I am currently figuring out lyx to write my thesis in. There is an image that I want to put in, that was easy, but I want to put text on the right and left of it to describe it.

I tried using boxes/minipages... does not work.
How did this fail for you? I have done exactly this. three minipages in a row, the sum of their widths must be less than 100% of line width. This in necessary, or the line will break between them. Text goes in the first and the last, and the graphich in the middle one. Right click on a minipage to bring up a dialog with minipage settings,
including the width and alignments.

Now, the text minipages and the graphic minipages will probably not have the
same height. Fortunately, minipages have lots of adjustments for things like this.
If you almost gets there but find it tricky - ask again.
I tried using a table with three spaces...  But that does not work.
And how did this go wrong? First and last column must be fixed-width, _if_ you need several lines of text. The figure goes in the middle column. The cells might end up with different height, the stuff inside can be made to line up in various ways.

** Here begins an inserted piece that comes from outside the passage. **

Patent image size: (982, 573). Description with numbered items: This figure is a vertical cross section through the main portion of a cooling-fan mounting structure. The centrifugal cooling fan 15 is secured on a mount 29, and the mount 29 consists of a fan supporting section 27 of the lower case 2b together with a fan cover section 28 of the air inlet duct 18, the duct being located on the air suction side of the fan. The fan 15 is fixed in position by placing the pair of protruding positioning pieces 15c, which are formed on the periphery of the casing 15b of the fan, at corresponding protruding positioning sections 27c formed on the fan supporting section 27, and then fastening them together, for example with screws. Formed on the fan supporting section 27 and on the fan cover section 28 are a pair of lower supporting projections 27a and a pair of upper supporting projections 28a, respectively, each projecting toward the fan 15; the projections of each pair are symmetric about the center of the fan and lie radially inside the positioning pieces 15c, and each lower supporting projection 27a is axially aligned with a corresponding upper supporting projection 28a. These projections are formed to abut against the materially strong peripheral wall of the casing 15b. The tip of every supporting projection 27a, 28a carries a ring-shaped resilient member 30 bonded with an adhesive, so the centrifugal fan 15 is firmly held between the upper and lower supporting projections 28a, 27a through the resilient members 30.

Please tell us exactly what you want this to look like, and why the table approach
didn't work.  We can probably help you with this.

I tried some other stuff that I cannot now remember... same result.

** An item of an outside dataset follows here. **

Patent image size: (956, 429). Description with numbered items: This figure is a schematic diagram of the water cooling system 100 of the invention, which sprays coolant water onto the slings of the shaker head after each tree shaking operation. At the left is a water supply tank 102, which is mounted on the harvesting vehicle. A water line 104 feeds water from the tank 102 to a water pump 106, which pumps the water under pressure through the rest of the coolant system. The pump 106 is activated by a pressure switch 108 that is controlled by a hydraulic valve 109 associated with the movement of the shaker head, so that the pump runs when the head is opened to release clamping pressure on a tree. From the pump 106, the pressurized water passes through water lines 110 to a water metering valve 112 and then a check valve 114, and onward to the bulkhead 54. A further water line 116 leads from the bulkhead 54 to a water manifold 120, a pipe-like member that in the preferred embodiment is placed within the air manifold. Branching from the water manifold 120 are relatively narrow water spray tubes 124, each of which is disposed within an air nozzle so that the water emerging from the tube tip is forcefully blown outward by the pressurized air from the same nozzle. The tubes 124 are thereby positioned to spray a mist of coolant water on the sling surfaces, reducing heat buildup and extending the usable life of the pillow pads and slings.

I just cannot seem to find a way to properly align text on both sides of the image... The only way is to make that image and text i want into a jpg in office and import the whole thing (The text looks blotchy and fat)... But this is a workaround, not a nice solution...

So is there a way to do what I want in this instance?
Depends on what you want. If you simply want text to line up with the top,
bottom or middle of your graphic, then it can be done with either boxes or tables.

If you need something more specific than that, tell us and we'll have a look. Aligning text to some specific feature in the image is tricky, it is then often better to make a figure that contains such text. (xfig is nice in that it lets
you use the same kind of text as the document uses, so there will be no
font differences. Not even a slight difference. You can even put math and other
special text in the figure if need be.